I'm working on exercise 13.7 from Think Python: How to Think Like a Computer Scientist. The goal of the exercise is to come up with a relatively efficient algorithm that returns a random word from a file of words (let's say a novel), where the probability of the word being returned is correlated to its frequency in the file.

The author suggests the following steps (there may be a better solution, but this is assumably the best solution for what we've covered so far in the book).

1. Create a histogram showing {word: frequency}.
2. Use the keys method to get a list of words in the book.
3. Build a list that contains the cumulative sum of the word frequencies, so that the last item in this list is the total number of words in the book, n.
4. Choose a random number from 1 to n.
5. Use a bisection search to find the index where the random number would be inserted in the cumulative sum.
6. Use the index to find the corresponding word in the word list.

My question is this: What's wrong with the following solution?

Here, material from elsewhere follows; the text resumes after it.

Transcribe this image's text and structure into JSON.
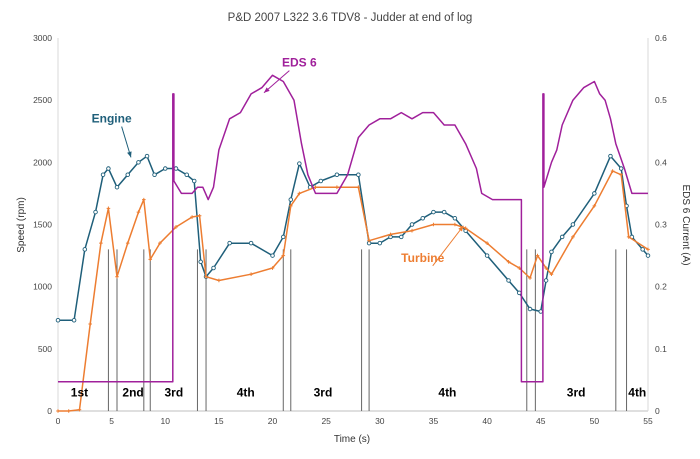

1. Turn the novel into a list t of words, exactly as they as they appear in the novel, without eliminating repeat instances or shuffling.
2. Generate a random integer from 0 to n, where n = len(t) – 1.
3. Use that random integer as an index to retrieve a random word from t.

Thanks.

Answer 1

Your approach is (also) correct, but it uses space proportional to the input text size. The approach suggested by the book uses space proportional only to the number of distinct words in the input text, which is usually much smaller. (Think about how often words like "the" appear in English text.)